Her hair was long, and bottle blue. At least, it must have been bottle. It was varied in color a bit, and looked very real, aside from the fact that it was peacock. It was long, and curly, and lovely, falling down beyond the seat of the piano bench. It had to be heavy, and hard to comb, but it was beautiful.

“Thana!” Mort called. The girl nodded, very slightly, not stopping her playing, but when the song was over she stood, swung her hair over her shoulder, and came in.

“Hello!” She said.

“Hello.” I said.

“What’s your name? I’m Thana.”

“Nice to meet you, Thana. I’m Beatrice.”

“I’m sure you don’t go by that, though.” She smiled. “What do you go by?”

“What do you think I should go by?”

“Tri.” She said.

“Tri? Really?”

“Oh, well, you know, I was trying to think of something that would be unusual.” Her eyes where big and brown, but the shade kept shifting. There was no doubt that she was beautiful.

Thana grabbed her hair and twisted it in a bun, and wrapped it in a headband, the same way most people would use a rubber band.

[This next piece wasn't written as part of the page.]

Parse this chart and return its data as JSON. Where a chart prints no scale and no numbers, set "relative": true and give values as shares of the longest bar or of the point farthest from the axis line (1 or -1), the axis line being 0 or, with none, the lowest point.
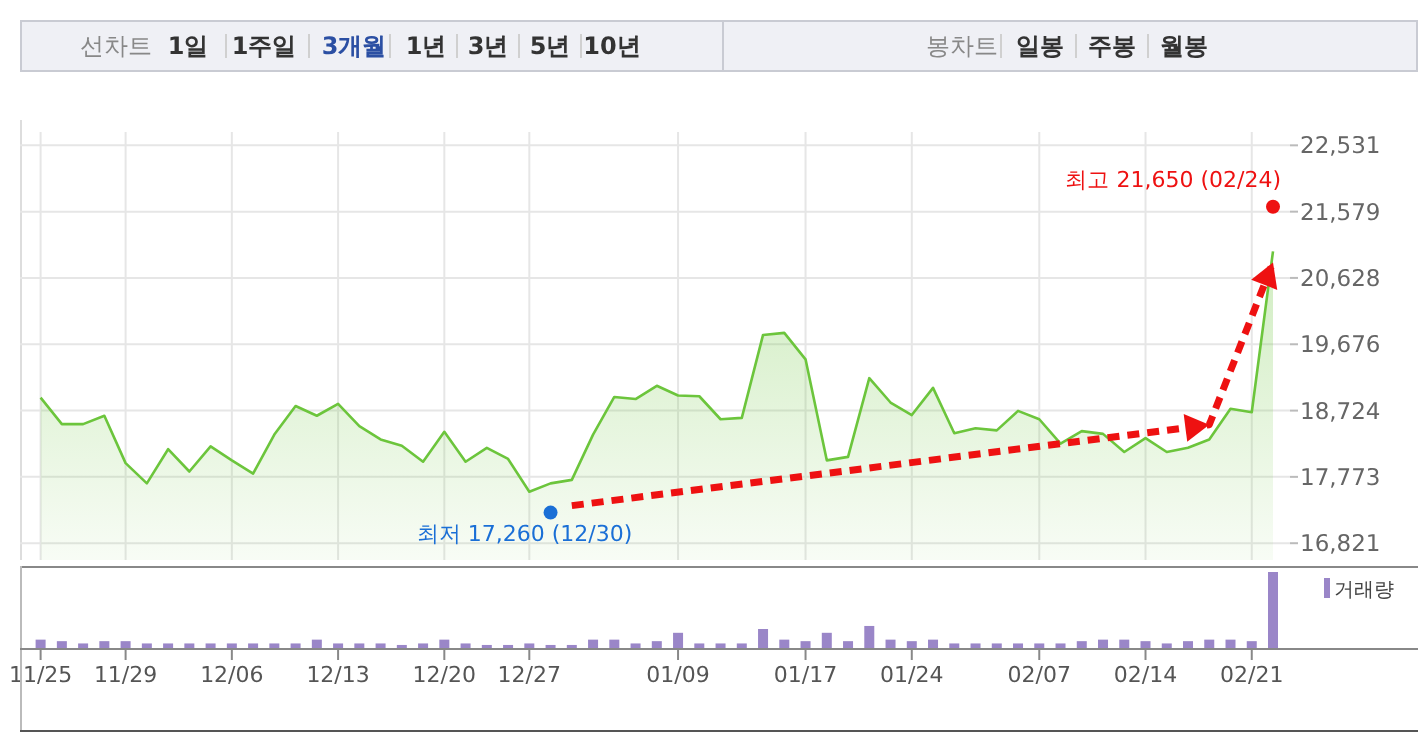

She smiled at me, and turned to Mort.

“Ok, what gives.”

“Triccy is gonna stay with us until she can work out where to move to.” Mort said firmly.

“Really?” Thana asked, face lighting up a little bit.

“Absolutely.”

“Lovely!” Thana said. “I’ll go get a room ready!”

She ran off, and up a wide flight of stairs.

Mort smiled at me.

“She’s enthusiastic.”

“Yes.” I smiled too. I couldn’t help it.